A avaliação da gravidade da fratura da escápula inclui análise do número e da magnitude do deslocamento dos fragmentos ósseos, se é uma fratura exposta, associada a lesões de tecidos moles internos ou se afeta a glenoide. Nesse último caso, pode haver prejuízo na estabilidade e na função da articulação glenoumeral (AGU). Outras complicações menos comuns após fratura da escápula incluem infecções, hemorragias, lesões vasculares e problemas respiratórios, especialmente nos casos em que os fragmentos ósseos afetam costelas e pulmões.26-28

As fraturas da escápula e a fratura ou luxação da clavícula podem estar associadas a lesões nervosas decorrentes de compressão, estiramento ou ruptura dos nervos periféricos que atravessam a região. Os nervos mais frequentemente afetados são o axilar, que inerva o músculo deltoide e a pele da região lateral do ombro, e o supraescapular, que inerva os músculos supraespinhal e infraespinhal. Lesões no nervo radial, que inerva a região posterior do braço e da mão, também podem ocorrer em algumas fraturas da clavícula e escápula.
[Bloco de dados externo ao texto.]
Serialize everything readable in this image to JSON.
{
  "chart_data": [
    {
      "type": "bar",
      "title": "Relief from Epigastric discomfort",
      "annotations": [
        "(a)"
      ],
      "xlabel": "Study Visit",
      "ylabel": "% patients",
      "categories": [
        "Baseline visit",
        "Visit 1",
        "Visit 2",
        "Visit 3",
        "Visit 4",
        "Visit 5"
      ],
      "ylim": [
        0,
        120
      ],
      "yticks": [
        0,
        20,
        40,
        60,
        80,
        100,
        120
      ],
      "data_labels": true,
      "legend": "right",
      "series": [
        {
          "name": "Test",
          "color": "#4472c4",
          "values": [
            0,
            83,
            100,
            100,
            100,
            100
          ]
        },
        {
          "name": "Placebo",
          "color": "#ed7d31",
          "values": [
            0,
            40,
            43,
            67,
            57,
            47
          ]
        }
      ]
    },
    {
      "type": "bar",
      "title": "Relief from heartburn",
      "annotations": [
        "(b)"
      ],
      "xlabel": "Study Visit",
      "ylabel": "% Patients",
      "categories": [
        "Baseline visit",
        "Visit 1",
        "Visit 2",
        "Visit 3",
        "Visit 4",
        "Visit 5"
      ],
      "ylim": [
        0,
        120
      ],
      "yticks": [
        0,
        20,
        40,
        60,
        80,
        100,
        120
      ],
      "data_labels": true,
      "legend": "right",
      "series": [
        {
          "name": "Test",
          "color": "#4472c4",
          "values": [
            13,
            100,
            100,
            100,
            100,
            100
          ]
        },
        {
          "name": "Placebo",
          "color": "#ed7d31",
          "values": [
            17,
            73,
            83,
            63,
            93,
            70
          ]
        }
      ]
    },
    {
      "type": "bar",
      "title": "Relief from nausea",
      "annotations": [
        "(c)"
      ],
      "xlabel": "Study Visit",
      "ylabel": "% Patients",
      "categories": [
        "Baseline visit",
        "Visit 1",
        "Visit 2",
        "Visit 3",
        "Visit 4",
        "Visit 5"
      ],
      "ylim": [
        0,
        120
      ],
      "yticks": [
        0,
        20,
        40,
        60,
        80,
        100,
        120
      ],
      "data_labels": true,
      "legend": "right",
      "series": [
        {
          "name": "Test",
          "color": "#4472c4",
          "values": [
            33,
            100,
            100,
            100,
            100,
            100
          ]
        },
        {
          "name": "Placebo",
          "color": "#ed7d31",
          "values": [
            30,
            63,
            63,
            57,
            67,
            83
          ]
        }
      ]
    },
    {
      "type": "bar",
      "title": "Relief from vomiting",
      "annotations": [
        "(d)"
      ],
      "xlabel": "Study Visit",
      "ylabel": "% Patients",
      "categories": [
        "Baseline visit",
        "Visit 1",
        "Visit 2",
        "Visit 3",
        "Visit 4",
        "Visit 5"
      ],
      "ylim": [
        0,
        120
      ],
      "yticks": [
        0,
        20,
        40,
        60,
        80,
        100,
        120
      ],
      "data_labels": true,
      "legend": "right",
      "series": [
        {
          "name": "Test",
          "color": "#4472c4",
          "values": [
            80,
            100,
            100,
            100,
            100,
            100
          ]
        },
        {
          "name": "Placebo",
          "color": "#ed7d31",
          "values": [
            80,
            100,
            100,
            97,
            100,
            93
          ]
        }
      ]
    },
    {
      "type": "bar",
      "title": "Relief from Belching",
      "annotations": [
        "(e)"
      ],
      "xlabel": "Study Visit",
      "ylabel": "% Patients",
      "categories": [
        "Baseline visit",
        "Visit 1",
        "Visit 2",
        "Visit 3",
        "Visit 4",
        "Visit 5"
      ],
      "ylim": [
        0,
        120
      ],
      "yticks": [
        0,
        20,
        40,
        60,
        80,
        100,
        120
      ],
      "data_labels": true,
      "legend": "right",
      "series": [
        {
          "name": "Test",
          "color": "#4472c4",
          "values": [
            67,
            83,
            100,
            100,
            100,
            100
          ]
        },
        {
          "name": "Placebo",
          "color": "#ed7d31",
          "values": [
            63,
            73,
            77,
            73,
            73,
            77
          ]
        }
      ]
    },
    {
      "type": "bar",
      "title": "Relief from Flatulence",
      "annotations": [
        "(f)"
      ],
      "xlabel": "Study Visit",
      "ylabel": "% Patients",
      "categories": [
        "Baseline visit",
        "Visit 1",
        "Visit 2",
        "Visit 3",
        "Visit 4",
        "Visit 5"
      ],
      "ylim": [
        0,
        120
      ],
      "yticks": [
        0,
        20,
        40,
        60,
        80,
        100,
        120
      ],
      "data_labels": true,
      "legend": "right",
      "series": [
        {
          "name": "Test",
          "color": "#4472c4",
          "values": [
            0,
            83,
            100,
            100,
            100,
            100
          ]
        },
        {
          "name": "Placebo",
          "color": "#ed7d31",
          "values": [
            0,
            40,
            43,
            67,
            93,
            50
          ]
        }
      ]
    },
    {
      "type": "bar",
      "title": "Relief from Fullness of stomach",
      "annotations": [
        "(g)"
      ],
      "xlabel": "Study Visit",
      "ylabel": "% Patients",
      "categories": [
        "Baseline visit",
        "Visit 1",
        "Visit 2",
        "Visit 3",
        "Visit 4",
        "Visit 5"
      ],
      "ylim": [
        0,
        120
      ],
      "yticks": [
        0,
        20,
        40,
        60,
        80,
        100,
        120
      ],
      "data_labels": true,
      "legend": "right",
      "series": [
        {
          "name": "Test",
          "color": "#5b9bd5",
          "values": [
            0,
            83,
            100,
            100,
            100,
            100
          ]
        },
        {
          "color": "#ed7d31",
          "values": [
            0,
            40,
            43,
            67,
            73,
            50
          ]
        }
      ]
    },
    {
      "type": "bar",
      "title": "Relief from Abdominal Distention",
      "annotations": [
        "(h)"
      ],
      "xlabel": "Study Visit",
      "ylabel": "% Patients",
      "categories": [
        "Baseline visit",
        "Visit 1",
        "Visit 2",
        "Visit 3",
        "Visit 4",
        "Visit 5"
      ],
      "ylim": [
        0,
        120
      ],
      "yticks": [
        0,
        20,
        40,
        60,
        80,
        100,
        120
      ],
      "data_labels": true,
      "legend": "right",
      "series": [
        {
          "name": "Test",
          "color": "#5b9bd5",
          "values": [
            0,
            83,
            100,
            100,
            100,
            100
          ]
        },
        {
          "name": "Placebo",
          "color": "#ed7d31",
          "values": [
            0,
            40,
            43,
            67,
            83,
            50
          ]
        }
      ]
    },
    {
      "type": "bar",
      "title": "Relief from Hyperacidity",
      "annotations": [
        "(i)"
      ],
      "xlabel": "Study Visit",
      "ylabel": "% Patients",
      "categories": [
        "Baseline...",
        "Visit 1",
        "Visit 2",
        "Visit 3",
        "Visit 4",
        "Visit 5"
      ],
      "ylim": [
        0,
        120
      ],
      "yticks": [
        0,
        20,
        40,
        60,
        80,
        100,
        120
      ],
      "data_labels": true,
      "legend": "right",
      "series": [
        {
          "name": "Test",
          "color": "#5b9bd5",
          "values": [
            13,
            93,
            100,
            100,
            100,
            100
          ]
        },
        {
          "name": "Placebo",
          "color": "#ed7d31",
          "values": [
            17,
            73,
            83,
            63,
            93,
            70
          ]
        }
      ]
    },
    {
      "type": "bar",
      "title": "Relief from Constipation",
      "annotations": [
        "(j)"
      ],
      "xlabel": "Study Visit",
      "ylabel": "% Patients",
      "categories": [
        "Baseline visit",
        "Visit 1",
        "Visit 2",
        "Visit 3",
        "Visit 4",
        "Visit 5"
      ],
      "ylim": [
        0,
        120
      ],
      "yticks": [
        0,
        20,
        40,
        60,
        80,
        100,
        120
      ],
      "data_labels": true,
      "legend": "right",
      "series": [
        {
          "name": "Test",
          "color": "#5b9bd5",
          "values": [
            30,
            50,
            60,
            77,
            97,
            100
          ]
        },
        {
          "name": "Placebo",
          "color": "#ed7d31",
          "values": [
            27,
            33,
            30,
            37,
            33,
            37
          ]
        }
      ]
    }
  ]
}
Os sintomas de uma lesão nervosa podem variar dependendo do nervo afetado e da gravidade da lesão. Em geral, incluem dor, fraqueza muscular, dormência, formigamento ou perda de sensibilidade na área inervada pelo nervo ou ramo afetado. O tratamento dessas lesões, normalmente, envolve, além da fisioterapia, medicações prescritas por um médico e, em alguns casos, cirurgia.

A dor complexa regional é uma complicação rara, mas possível, em fraturas de escápula e clavícula. Acredita-se que essa condição ocorra em razão do mau funcionamento do sistema nervoso simpático, resultando em dor crônica e outros sintomas vasomotores, como edema, variações de temperatura e coloração locais. No entanto, a frequência exata de pacientes com fratura de escápula e clavícula que desenvolvem dor complexa regional não é bem estabelecida na literatura.

Algumas pesquisas indicam que a dor complexa regional pode ocorrer em menos de 5% dos casos de fraturas da clavícula, mas esses dados são limitados e ainda carecem de confirmação ou revisão sistemática da literatura.

No contexto da atenção à saúde de pacientes politraumatizados, como ocorre em traumas de grande impacto ou quedas, a prioridade pode ser outra que não abordar lesões relacionadas ao sistema musculoesquelético, o que implica atendimento fisioterapêutico tardio e risco de pior prognóstico para o tratamento específico dessas lesões. Por outro lado, nos pacientes com traumas relativamente menos complexos, o tratamento fisioterapêutico após os períodos iniciais de imobilização é, em geral, parte essencial para o restabelecimento da função dos MMSS.

Duas deficiências estruturais fáceis de serem detectadas na avaliação de pacientes com traumas de escápula e clavícula são fraqueza neuromuscular por atrofia e desuso e redução da amplitude de movimento (ADM) do complexo do ombro após a imobilização. A necessidade de imobilização por, no mínimo, 3 a 4 semanas implicará redução da capacidade de gerar torque ativo decorrente das alterações funcionais e estruturais típicas da atrofia por desuso no músculo esquelético. Dependendo da gravidade do trauma e da presença de dor, uma inibição neuromuscular e mudanças biomecânicas podem levar a desvantagens para os músculos, como pode acontecer nas fraturas graves da escápula.

A diminuição da ADM ocorre naturalmente, em consequência da imobilização prolongada do braço para permitir a consolidação da fratura ou reparo dos tecidos capsulares e ligamentares. No entanto, em alguns pacientes, especialmente nos traumas mais graves, instala-se um quadro de rigidez pós-traumática, que tem perspectiva de melhora ou de redução menos significativa e, portanto, com maior impacto para o paciente.

A rigidez pós-traumática que causa restrição de movimento do complexo do ombro é a deficiência mais desafiadora para fisioterapeutas nos pacientes com esses três traumas. Isso ocorre porque mesmo pequenas reduções de mobilidade da escápula e da clavícula podem causar restrição para o funcionamento do complexo do ombro e, consequentemente, o uso do braço.